Clara Simon cresce di titolo in titolo. Non nasce investigatrice, lo diventa. Non ha all’inizio gli strumenti del mestiere, li acquisisce velocemente. All’inizio è aspra nel farsi largo a spallate in un mondo maschile (ma anche femminile) che la respinge. Poi le insegnano che l’arma migliore in questi casi è l’ironia e il sarcasmo che usa come armi taglienti. All’inizio sembra ben poco interessata a rapporti affettivi profondi poi invece…
Quali sono le fonti di ispirazione o esperienze vissute che l’hanno ispirata nella creazione di un personaggio così peculiare?
La lettura delle cronache di inizio Novecento raccolte negli annali del giornale per il quale lavoro da tanti anni, L’Unione Sarda. Altri documenti d’epoca, fotografie, rari filmati, moltissimi racconti di famiglia che ho ereditato dai miei nonni e dai mie prozii. E ovviamente il mio lavoro da cronista con le mani in pasta fra i più efferati fatti di cronaca nera degli ultimi 35 anni in Sardegna.
Clara Simon sogna di essere una giornalista investigativa in un mondo a trazione maschilista nei primi del 900, ma la cosa strana è che per molti versi non sembrano esserci stati molti progressi sociali ai giorni nostri, non trova?
Trovo che dai tempi di Clara, primi del Novecento, a oggi in tutte le professioni le donne hanno fatto numerose e doverose conquiste. Ma già la parola “conquista” svela che si è trattato e si tratta ancora oggi di un cammino arduo. In ambito giornalistico vedo intorno a me una scena felice. Nel giornale per il quale lavoro diversi ruoli apicali sono affidati ad alcune colleghe. Impensabili ai tempi di Clara.
Quale può essere il contributo della narrativa nell’aiutare a combattere certi stereotipi di vecchia memoria?
Di testimonianza, innanzitutto. Spero anche di stimolo.
Lei ha collaborato in alcuni romanzi con Massimo Carlotto e con Valerio Mastandrea, come si sono concretizzata queste collaborazioni? E cosa le ha lasciato questo tipo di esperienza in termini umani e professionali?
Ci siamo divertiti e contaminati, come in tutti i giochi di squadra.

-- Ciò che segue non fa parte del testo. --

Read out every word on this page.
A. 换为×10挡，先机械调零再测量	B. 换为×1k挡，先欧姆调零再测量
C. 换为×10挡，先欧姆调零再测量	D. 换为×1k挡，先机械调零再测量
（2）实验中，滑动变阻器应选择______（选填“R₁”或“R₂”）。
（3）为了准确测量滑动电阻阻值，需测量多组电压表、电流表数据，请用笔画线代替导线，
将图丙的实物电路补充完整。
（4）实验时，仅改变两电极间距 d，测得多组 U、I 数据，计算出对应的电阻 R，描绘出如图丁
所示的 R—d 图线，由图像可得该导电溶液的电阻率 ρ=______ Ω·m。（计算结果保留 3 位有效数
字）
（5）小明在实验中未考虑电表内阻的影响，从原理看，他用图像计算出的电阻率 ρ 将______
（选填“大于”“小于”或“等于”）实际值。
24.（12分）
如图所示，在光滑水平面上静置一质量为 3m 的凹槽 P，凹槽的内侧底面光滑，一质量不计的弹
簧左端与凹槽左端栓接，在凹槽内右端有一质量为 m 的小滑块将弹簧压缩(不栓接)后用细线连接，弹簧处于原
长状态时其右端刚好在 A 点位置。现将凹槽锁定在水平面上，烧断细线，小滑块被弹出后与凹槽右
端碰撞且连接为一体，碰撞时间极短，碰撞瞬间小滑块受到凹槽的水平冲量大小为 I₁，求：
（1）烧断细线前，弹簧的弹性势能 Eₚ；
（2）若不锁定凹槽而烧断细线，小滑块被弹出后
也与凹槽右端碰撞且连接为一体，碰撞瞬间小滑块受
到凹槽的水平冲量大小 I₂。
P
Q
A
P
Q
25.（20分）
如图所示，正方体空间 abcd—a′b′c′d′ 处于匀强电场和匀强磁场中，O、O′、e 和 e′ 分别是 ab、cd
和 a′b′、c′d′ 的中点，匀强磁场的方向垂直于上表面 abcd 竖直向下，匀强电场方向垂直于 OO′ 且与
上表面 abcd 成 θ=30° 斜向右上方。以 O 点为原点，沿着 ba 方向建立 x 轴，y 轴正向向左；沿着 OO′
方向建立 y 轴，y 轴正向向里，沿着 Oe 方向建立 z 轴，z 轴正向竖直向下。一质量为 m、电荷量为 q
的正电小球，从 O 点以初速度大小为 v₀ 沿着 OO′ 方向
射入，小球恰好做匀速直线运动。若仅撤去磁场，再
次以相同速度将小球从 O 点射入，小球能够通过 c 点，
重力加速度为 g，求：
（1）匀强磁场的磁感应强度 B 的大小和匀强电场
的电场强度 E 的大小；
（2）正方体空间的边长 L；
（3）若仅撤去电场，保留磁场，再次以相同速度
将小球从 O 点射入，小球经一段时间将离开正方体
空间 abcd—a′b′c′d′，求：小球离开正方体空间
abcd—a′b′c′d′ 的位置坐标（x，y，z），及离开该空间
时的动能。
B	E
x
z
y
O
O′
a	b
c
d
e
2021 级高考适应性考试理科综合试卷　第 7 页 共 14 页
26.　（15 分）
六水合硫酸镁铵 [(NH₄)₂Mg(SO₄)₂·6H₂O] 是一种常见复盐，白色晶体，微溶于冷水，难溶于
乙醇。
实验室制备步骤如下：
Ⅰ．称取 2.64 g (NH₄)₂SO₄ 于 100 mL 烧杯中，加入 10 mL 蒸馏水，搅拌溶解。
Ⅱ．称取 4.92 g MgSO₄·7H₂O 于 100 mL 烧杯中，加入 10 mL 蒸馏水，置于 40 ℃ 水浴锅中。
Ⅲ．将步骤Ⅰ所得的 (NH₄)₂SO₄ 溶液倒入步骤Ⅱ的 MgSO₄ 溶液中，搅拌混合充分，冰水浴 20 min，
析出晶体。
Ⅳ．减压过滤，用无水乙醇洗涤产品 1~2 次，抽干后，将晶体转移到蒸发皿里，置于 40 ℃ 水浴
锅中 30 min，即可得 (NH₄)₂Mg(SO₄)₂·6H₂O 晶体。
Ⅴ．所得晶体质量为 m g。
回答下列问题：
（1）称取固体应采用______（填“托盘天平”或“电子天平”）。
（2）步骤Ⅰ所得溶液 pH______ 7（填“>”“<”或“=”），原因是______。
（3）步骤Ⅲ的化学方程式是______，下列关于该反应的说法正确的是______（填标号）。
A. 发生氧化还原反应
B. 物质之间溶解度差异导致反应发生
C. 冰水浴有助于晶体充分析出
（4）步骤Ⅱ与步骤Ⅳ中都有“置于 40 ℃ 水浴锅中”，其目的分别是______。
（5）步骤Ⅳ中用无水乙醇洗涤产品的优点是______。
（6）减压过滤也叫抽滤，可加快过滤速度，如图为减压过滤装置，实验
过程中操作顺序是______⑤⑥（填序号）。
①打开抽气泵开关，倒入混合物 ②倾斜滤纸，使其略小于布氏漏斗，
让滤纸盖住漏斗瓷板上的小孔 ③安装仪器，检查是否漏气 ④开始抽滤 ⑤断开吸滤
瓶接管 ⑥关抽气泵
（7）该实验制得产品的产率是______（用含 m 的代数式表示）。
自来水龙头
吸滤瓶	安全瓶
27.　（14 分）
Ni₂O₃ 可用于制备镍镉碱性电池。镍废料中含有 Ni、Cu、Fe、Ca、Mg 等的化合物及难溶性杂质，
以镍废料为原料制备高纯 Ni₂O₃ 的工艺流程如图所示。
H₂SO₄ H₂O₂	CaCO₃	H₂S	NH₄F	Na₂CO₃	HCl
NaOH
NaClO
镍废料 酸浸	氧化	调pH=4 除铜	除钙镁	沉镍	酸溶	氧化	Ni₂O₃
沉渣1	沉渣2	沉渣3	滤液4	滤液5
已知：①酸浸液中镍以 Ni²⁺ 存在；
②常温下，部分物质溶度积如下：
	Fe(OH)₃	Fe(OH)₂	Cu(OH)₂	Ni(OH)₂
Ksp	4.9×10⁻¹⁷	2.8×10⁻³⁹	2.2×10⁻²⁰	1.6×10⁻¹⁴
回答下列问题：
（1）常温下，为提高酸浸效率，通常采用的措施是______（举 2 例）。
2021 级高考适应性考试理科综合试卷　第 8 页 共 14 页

Guardando alle opere che ha scritto ce ne è una che a suo parere meriterebbe di essere riscoperta o che in qualche modo può rappresentare un “biglietto da visita” del suo stile letterario?
Ah! Non saprei proprio. Forse “Chiedo scusa” e tutta la trilogia legata alla malattia, “Mia madre e altre catastrofi” e “Torpedone trapiantati”. Quindi la commedia amara capace (spero) di farti ridere mentre si attraversa il dramma.
Lei ha anche un’attività di conduttore radio, in che modo pensa l’abbia influenzata nella sua proposta narrativa?
La mia storia di narratore ma anche di dj inizia con la radio, avevo 14 anni ed era il 1978. Da allora non ho mai smesso. Vale su tutto la mia forte esigenza di una condivisione di sentimenti, sensazioni. Che siano storie o musica. Il mezzo può essere il libro, il palco di un teatro, la consolle di un club, il microfono di una radio.
Oggi la comunicazione e la condivisione passano spesso e volentieri attraverso i Social, qual è il suo rapporto con questa realtà?
Mi divertivano, oggi sempre meno. Mi appassionavo ora ancora meno. Potevano essere una rivoluzione, sono lo specchio di una società devastata, divisa e arrabbiata. Ci sono ancora isole felici, sempre meno. Però per il mio mestiere di giornalista i social sono imprescindibili diversamente ne farei un uso molto sporadico e ancor più selettivo.
Come ultima domanda le chiedo se ci sarà una nuova opera con protagonista Clara Simon.
Lo spero. Ma non faccio mai annunci mi portano poca fortuna.